Rothke was about to give a presentation on this very subject at the 2013 RSA Conference in San Francisco, but he gave us a sneak preview on the show floor just beforehand.
They may seem simple to many of us, but ask yourself, are all five effectively being deployed in your organization? Take a look and ask yourself if they are.
- Have a CISO: Somebody needs to drive security. For example, a Chief Financial Officer is critical for driving finances. Similarly, a Chief Information Security Officer is critical for spearheading the company’s security practice.
- Risk Management: Risk drives everything. The CISO understands the risks and threats the organization faces and designs a security program around that. This must be customized and not a series of standard “best practices.”
- Invest in people not products: “The cost of hardware and software purchased has no corresponding effect to the level of security,” said Rothke. A company that has great talent using open source products will be more secure than a company that spends millions on proprietary tools but doesn’t intrinsically know how to use them.
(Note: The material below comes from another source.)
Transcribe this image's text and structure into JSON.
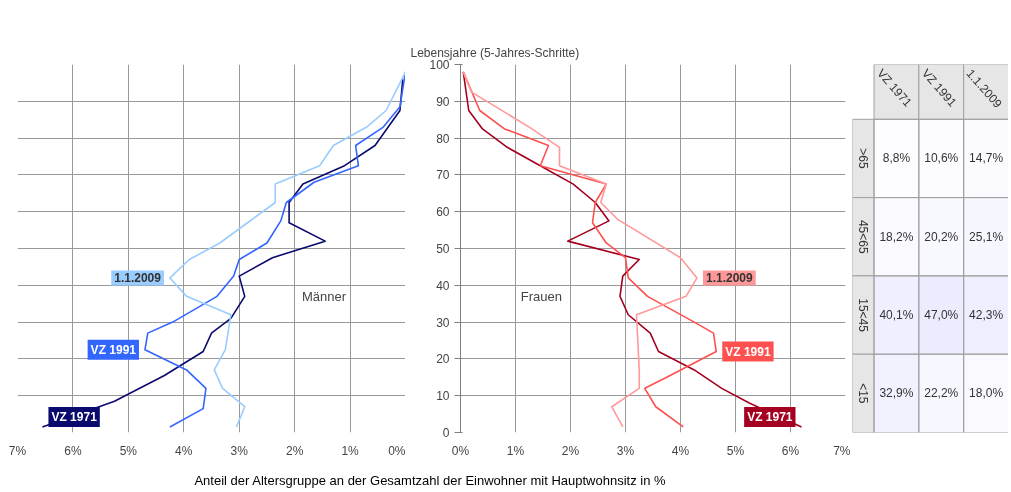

- Policies and procedures: It’s very important to have standardization across all business units and processes. You want the firewall installed and managed in one location to be installed and managed the same way in another location. “If things aren’t done via standard processes you’ll have inconsistencies and that’s where security breaches and mistakes happen. When you don’t have common procedures and common practices things are done ad hoc, and ad hoc is the enemy of good security,” warned Rothke.
- Awareness – People have to have situational awareness of what they’re doing. For example, if you don’t have effective key management all the security you have will go up in smithereens, said Rothke.